On the way back home, while sitting in the car, a man said something to Mig as he was about to open the door. I got out and walked by the front wheel. It was deflated. At first I thought someone purposely stabbed the car, since I didn’t see anything pointy on the floor. The car wasn’t particular new; it was an old van. Upon close inspection, I noticed plenty of broken items on the floor near the left side. It was likely something sharp poked wheel. The wheel was old anyway, and would need to be changed soon. I knew nothing about cars, but I assured myself it would be solved quickly.
Time wasn’t on our side. It was about 8 pm and most of the mechanic shops had closed, at least the ones nearby. We had a spare wheel and no instrument to lift. Mig had an old jack, but it was the last thing he wanted to use. It was too small to lift the weight of a giant van. My naïve expectation of a quick solution was met with the realization of a long tiresome wait in the august wind. It was to be a lazy end to summer. I called tire companies to ask if they could drive out here, but none answered. Later, a resident pointed us to an open mechanic shop a couple blocks away. Mig drove the battered van with the wheel scratching the floor. We dropped to the level of the street, driving turtle slow as the night kept growing.
We stopped at the end of the block. Mig went into the mechanic shop, only to be told they didn’t have a jack. The car was now on the side of a 711. There we waited for something to happen. At that moment, I wished to be Wonder Woman. I could only help by handing Mig some tools, or telling him to drive the car this way or that way. Mig decided to drive the car to the edge, so the left wheel would be exposed in the air, and he could easily take it out. I thought it was a great idea but the wheel was still too close to the bottom floor, and there was no way to lift it further with the small tool. While struggling and debating what to do, cars and people went by, looking, not asking anything, just looking. A big brown van stranded on the curve. It was nothing more than changing a wheel; a simple car fix they thought as they glanced at Mig, crouched down to maneuver the wheel out, and me standing on the side, watching.
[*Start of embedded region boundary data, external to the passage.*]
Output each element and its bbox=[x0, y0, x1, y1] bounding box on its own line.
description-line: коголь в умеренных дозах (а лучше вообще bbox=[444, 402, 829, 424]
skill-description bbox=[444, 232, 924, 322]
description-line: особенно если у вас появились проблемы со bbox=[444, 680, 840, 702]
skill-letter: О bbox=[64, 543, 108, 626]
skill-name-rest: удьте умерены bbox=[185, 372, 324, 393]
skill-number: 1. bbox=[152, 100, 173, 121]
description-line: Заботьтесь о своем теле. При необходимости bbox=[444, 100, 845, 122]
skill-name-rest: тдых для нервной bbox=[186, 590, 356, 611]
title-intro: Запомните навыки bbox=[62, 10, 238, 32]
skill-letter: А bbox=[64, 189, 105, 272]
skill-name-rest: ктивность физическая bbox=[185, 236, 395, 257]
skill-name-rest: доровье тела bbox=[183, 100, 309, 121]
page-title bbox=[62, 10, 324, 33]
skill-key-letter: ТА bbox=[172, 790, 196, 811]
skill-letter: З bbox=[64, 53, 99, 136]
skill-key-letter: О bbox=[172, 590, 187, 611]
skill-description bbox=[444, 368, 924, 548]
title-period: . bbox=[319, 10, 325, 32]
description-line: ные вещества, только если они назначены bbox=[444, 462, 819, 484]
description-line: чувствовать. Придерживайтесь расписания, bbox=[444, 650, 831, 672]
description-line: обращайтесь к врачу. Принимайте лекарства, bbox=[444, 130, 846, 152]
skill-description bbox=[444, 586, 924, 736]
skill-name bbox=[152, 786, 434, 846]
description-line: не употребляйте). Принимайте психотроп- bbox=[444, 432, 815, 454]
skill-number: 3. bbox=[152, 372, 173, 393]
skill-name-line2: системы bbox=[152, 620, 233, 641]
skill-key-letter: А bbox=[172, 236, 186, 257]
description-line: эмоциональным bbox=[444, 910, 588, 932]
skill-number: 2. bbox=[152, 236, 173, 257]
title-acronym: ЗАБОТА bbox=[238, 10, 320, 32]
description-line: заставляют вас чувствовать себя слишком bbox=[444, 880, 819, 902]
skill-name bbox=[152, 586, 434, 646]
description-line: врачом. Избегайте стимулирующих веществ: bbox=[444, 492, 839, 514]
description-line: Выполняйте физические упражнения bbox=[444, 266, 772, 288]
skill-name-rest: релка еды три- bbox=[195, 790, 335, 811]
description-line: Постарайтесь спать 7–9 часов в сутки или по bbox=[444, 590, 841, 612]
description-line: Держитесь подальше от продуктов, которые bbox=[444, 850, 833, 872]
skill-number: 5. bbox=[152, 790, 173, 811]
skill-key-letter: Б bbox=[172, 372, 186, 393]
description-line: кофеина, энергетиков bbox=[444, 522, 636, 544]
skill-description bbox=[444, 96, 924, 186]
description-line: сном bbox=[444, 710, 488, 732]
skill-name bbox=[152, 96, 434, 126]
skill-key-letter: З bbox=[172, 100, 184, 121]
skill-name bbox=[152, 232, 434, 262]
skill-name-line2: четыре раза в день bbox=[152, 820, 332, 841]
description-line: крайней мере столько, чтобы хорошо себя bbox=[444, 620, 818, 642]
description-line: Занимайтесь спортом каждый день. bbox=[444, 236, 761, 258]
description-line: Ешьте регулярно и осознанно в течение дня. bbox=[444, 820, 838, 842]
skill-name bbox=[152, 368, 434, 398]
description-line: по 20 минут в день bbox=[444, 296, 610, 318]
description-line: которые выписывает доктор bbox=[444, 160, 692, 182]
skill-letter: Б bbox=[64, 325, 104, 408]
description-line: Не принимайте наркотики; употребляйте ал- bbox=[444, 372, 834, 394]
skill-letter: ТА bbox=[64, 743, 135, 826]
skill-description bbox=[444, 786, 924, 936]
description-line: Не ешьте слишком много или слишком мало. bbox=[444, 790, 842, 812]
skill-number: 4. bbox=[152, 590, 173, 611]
A biker passed by and stopped. He didn’t say anything, just looked at the wheel intently. I thought he would keep riding down. He was investigating, assessing the situation. He talked to Mig, asking him about the wheel. Mig told him he was trying to remove it. “ It was punctured.” The guy advised him to move his car a little more on the higher ground, and to continue trying to loosen the large nails. Jose was his name. He tried to help, soon realizing there was no way around it. He was riding a jet-black bike, now standing by a tree. He said he’d have to go to his car to retrieve his jack. It was far away, near his house. He wasn’t sure it would work, since it wasn’t that much bigger, but it was sturdy and new.
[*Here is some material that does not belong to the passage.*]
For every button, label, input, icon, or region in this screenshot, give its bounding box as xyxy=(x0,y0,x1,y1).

We sat there waiting, not knowing if he would come back. He was quiet and calm, not overly forward; he could have changed his mind. Here and there we went back out to try again to no avail. Jose came back and tried adjusting the wheel on the new jack. It worked. As he was unscrewing the large nails of the wheel, he told Mig that in Guatemala, he used to fix trucks, often helping stranded drivers. He said his father told him then, never leave a person helpless on the road. Jose now worked as a manager in a nearby supermarket, and before meeting us on this corner, he had punched out and was heading home. After he finished putting the new wheel, Mig in an impatient gesture offered to repay him. Jose didn’t accept, instead told him to pass it on when he met someone else on the road. Mig shook his hand and left him with a warm smile. “Gracias hermano*.”